Born and raised in El Salvador, Castro and her husband were forced to sell their possessions and flee their home country in the 1980s when a civil war that was being fought between the government and a coalition of left-wing groups came knocking at their door.

“My husband was a welder with a small body shop that employed three or four workers,” she recalls. “One day a guerilla showed up with a gun he wanted fixed, which my husband did. After, the fighter said ‘you’d be a good asset to our group.’ And we knew that if my husband declined, they would either kidnap or kill him, so we had to leave.”

With three children under the age of six in tow and only two suitcases between them, Castro and her husband managed to cross into Mexico by convincing border agents they were just visiting to attend the FIFA World Cup.

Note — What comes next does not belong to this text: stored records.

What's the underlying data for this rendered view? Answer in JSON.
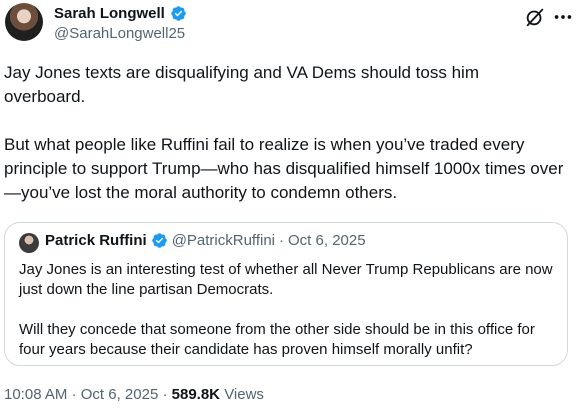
{
  "author": {
    "display_name": "Sarah Longwell",
    "handle": "@SarahLongwell25",
    "verified": true
  },
  "tweet": {
    "text": "Jay Jones texts are disqualifying and VA Dems should toss him overboard.\n\nBut what people like Ruffini fail to realize is when you’ve traded every principle to support Trump—who has disqualified himself 1000x times over—you’ve lost the moral authority to condemn others."
  },
  "quote": {
    "display_name": "Patrick Ruffini",
    "handle": "@PatrickRuffini",
    "separator": "·",
    "date": "Oct 6, 2025",
    "verified": true,
    "text": "Jay Jones is an interesting test of whether all Never Trump Republicans are now just down the line partisan Democrats.\n\nWill they concede that someone from the other side should be in this office for four years because their candidate has proven himself morally unfit?"
  },
  "meta": {
    "time": "10:08 AM",
    "separator": "·",
    "date": "Oct 6, 2025",
    "views_count": "589.8K",
    "views_label": "Views"
  },
  "icons": {
    "verified": "verified-badge-icon",
    "grok": "grok-icon",
    "more": "more-options-icon"
  },
  "colors": {
    "verified_blue": "#1d9bf0",
    "secondary_text": "#536471",
    "border": "#cfd9de"
  }
}
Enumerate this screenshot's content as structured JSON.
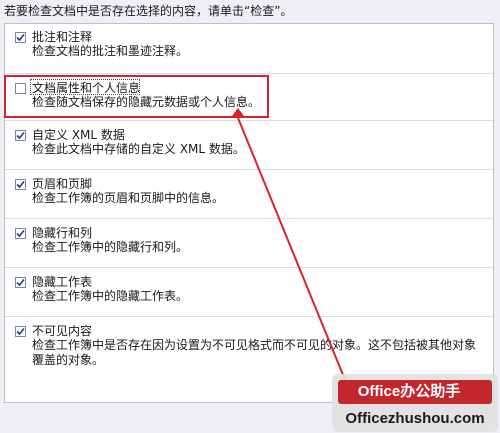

Ironically, the World Cup got them into the country, but it was also the cause of a hotel room shortage in Mexico City, where Castro and her family had landed. After staying in a Mormon temple for the first night, they were helped by a generous woman who heard their story, invited them to her house for the weekend, then allowed them to stay for another two and a half months while they applied for refugee status in Canada.

For Castro, her grandmother, Victoria, who had passed away less than three weeks prior, came immediately to mind.

“My grandma used to help people in need and stray animals all the time. I remember asking ‘why do you always bring these people and animals to our home?!’ And I remember her response. I’ve carried it with me ever since,” Castro says with great solemnity. “She said ‘Just remember – I won’t see the results of what I do, but you may need help one day, and people will give it to you even though you don’t know them.’ So when the woman helped me in Mexico, it brought tears to my eyes. My grandma was watching over me.”

Once in Canada, Castro’s first big challenge was learning English. As a teenager, she had frequently skipped English classes, thinking they would never be of any use to her; yet it was an English class at the Inter-Cultural Association of Greater Victoria that led her to a job at the university, where she would work for the next three decades.

In 1987, an English language instructor tasked Castro’s class with completing a job application as a practical assignment, then suggested that Castro apply to the University of Victoria where her own mother-in-law worked at the time. Castro completed the application, submitted it and began working for the division of Residence Services at UVic that fall, while also working on the side as a support service provider for an elderly woman.

All told, she was kept as an on-call labourer for five years in Residence Services before gaining full-time employment. She then stayed in that division for another three years before joining Facilities Management in 1996, where she has worked ever since.

“I like to joke around that I have a degree in shit-ology now,” she says with a great laugh. “Some people feel bad about being a cleaner, but not me. If you’re willing to work hard in Canada, you can get ahead.”

Today, Castro is a proud grandmother of five with a home of her own in Saanich and a hard-won foundation built with family and friends. When she retires at the end of this month, she will be remembered for her diligence, dedication and joviality while working at the university.

We are grateful for her decades of service and the many laughs she has brought to our hallways.

“Rosa’s story is one of a woman who has endured many challenges with strength, intelligence and compassion while working to create stability for herself and her family. And she has done so while proving herself a reliable and friendly colleague. We honour her journey and wish her continued health and happiness as her story continues beyond our spaces.”